"By that, I mean ‘0 to 9: The Complete Magazine’ is a book only in the sense that a book serves as portal. No, it would be more accurate to call it a point, a foci to move from – someway to mark a horizon outwards. The book as compass."
This coming from the Blog 'For The Birds' (http://imforthebirds.blogspot.com/2009/02/0-to-9-complete-magazine-1967-1969.html).
That chimes well with what I'm thinking about at the moment in terms of the status of the actual text, what a volume of poems is - or could be.
A movement through, a point of access, a bringing together with a view to sending the reader away ...
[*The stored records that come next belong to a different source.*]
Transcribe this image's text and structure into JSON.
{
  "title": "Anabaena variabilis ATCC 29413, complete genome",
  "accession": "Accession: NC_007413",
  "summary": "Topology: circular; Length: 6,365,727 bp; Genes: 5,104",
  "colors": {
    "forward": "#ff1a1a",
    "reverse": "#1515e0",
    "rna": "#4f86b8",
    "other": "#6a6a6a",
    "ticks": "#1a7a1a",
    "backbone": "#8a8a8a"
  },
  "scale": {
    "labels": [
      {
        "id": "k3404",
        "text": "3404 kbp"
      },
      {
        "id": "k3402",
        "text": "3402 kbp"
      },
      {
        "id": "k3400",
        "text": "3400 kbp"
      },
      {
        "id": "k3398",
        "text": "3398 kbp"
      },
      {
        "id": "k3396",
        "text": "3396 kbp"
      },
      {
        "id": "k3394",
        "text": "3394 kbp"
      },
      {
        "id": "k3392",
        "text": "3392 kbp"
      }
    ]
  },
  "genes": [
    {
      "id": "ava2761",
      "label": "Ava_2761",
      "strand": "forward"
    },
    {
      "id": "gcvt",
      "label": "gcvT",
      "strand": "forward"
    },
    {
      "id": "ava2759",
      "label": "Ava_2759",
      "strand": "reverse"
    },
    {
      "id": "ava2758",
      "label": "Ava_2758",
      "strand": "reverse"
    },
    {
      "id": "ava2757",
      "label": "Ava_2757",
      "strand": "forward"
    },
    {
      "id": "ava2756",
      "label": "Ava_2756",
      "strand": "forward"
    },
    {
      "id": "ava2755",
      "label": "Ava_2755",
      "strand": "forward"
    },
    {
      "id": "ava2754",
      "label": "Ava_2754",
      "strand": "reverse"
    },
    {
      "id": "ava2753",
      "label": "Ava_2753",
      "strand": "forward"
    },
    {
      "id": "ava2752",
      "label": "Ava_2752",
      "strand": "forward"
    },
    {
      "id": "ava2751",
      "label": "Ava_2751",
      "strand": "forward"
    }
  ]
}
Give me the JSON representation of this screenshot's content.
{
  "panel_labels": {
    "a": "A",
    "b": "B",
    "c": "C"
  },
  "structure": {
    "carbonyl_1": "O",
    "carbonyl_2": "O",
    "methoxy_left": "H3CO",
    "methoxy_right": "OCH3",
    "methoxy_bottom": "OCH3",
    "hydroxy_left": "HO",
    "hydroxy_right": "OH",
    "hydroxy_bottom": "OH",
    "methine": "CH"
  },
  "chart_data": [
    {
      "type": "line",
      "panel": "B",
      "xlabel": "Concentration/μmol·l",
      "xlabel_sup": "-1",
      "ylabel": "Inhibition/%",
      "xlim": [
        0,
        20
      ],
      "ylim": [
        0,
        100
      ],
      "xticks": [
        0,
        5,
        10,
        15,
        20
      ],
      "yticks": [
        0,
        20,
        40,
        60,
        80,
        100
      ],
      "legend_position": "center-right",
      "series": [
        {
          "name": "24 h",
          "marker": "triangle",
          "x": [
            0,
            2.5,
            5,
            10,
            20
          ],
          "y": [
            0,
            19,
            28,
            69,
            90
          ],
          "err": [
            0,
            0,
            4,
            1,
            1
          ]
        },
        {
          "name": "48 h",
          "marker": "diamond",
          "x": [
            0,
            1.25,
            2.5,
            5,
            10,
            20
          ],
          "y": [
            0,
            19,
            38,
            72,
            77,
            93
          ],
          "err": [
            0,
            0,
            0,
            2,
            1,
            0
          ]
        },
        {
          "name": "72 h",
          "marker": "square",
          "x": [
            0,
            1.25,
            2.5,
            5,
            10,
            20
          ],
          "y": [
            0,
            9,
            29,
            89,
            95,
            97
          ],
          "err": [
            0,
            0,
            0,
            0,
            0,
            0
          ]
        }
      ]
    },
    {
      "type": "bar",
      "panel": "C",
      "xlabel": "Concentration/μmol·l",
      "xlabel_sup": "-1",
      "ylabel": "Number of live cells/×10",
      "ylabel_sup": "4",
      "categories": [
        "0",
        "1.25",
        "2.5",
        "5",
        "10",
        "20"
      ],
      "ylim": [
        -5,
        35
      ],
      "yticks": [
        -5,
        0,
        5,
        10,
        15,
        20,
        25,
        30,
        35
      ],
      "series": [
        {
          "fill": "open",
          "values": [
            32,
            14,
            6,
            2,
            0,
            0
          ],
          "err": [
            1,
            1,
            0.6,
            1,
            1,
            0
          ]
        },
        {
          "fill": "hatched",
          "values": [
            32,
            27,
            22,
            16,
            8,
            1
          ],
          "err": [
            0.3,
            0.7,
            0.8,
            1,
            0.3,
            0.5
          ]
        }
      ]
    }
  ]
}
And is this - to go back to an old theme - what marks a key difference between poetries (U.S./U.K., experimental/traditional, etc.) . in other words how the very book is conceived? I'm thinking about Robert Duncan's and Jack Spicer's individual volumes, early Raworths, Iain Sinclairs ... . And that the shift into official publishing is - as such - a betrayal, a dilution? (And I see how the LRB are running an offer on a deluxe edition of the new Sinclair - there's an irony here?).
I'm trying to find something on Spicer's refusal of normal publication but can't put my finger on it.
Later I'll try to put up a post on a John Godfrey poem 'Soothe'.
So far this morning I'm just pottering about. Nothing wrong in that.